Nez Perce Tribal Executive Committee Chairman Silas Whitman, who co-chairs the council, discussed recent efforts to change the name of the Sacajawea Junior High Braves and the Nezperce High Indians.
"We're looking at how they view, in caricature form, their mascot names," he said. "What's really been offensive to native people is a mural in the foyer (of Sacajawea Junior High) that depicts a brave holding a bloody scalp. That was done as a school project. Students pass by several times a day. We're trying to get them to realize the humanity of what this is all about."
Whitman's comments sparked emotional responses from other council members.
"People do it to honor us, they say, but really it's very misguided," said Kootenai Tribal Council member Gary Aikens Jr. "They don't recognize the pain it causes, the disrespect that's shown. The pain is generations deep. We're still feeling the effects of atrocities committed a hundred years ago. All of us are carrying generations of pain.

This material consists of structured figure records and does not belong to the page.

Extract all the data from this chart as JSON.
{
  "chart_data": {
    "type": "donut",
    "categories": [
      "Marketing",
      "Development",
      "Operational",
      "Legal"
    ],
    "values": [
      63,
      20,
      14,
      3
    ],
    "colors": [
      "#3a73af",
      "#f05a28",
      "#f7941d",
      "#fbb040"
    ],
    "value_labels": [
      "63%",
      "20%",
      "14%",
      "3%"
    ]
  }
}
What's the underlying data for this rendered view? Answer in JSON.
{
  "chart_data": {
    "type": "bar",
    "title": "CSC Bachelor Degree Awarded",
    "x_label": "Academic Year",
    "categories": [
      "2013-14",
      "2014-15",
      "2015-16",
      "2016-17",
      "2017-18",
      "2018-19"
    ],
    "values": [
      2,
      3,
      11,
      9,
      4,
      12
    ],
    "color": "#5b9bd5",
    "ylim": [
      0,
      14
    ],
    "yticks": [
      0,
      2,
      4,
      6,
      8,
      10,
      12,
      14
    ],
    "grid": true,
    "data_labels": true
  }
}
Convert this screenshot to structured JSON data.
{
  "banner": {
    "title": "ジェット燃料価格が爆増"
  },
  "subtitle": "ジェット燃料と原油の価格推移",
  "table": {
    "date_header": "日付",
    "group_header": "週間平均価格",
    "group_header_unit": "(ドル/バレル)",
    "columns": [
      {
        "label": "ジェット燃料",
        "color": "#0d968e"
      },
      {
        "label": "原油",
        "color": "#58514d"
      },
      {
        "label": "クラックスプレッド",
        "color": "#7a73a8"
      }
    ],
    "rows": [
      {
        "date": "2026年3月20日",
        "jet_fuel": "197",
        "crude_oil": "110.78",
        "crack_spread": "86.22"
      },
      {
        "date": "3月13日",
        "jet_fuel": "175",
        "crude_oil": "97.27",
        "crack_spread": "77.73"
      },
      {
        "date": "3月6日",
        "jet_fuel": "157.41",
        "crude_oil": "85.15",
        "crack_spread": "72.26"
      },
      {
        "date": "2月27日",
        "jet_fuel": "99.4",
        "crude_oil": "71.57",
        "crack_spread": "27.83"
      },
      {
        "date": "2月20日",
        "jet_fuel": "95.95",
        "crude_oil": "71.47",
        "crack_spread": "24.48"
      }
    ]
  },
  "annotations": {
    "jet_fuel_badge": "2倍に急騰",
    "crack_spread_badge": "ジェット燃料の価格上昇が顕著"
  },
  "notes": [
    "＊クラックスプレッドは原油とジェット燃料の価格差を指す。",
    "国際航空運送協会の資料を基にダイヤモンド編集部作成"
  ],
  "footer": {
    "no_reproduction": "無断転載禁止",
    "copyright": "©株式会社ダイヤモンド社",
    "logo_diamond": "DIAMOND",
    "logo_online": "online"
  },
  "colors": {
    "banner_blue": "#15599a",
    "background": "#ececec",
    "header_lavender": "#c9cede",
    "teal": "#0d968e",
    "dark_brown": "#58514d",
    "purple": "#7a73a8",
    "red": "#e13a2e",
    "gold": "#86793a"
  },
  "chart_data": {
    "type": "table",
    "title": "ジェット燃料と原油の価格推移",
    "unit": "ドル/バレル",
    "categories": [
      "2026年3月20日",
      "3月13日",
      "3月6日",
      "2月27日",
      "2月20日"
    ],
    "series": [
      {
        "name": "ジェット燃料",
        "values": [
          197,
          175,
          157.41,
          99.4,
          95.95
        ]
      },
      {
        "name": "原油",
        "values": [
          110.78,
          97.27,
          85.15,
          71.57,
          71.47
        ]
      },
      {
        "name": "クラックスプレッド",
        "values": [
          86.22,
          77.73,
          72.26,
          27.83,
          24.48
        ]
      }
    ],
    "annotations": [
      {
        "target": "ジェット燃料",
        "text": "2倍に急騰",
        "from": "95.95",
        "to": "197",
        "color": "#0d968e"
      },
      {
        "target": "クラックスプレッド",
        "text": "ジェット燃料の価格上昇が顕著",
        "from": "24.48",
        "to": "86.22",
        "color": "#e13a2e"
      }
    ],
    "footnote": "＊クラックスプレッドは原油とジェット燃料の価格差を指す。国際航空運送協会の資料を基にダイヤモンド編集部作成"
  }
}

We're still walking with that.
"When we speak out on this, the struggle has been trivialized. People say, 'Get over it, we're just honoring you.' But I don't think they realize the effect it has when we see this type of thing," he said. "It's not honoring us."
The Shoshone-Bannock Tribes have been trying for decades to get schools in Idaho to change their mascot names, said Tribal Business Center Director Nathan Small.
Salmon River High School, for example, is located in the area where the Lemhi Indians lived before they were removed to Fort Hall in the early 1900s. Its nickname is the Savages.
"They depict Indians as the savages," Small said. "That's offensive to us. We feel like we're not the savages that came to this country. The people who came here were the savages. They were the ones who treated our people very, very bad, with lots of killing, forced removals, raping our women. If they want to depict a savage, maybe they should change it from Native Americans to the ones who did the savage things."
He said Teton High School in Driggs shares an even more offensive name with a prominent professional football team the Redskins.
"Maybe people don't understand what that is," Small said. "A redskin is a scalp. In order to remove Indians, they offered bounties on scalps. That's where the name comes from. When you look at that, it's about dead Indians. How can you name yourself something like that and be proud of it?"
He said several Teton High officials have approached the tribes and expressed an interest in changing the name. Rep. Marc Gibbs, R-Grace, said there's a two-year process in place to get that done.
Whitman said the Nez Perce Tribe is looking at various ways to address this issue, ranging from public relations to working with educators or possibly a future legislative fix.
Mostly, though, they're asking schools to show some respect particularly when they're located in a tribal area.
"We're saying no more fake war bonnets," he said. "We're trying to impress upon them that they're in our territory. They should be listening to what we're trying to impress upon them. If they're in another tribal area, they should be talking to that tribe. Have the decency to talk to each one and ask how they'd like to be portrayed."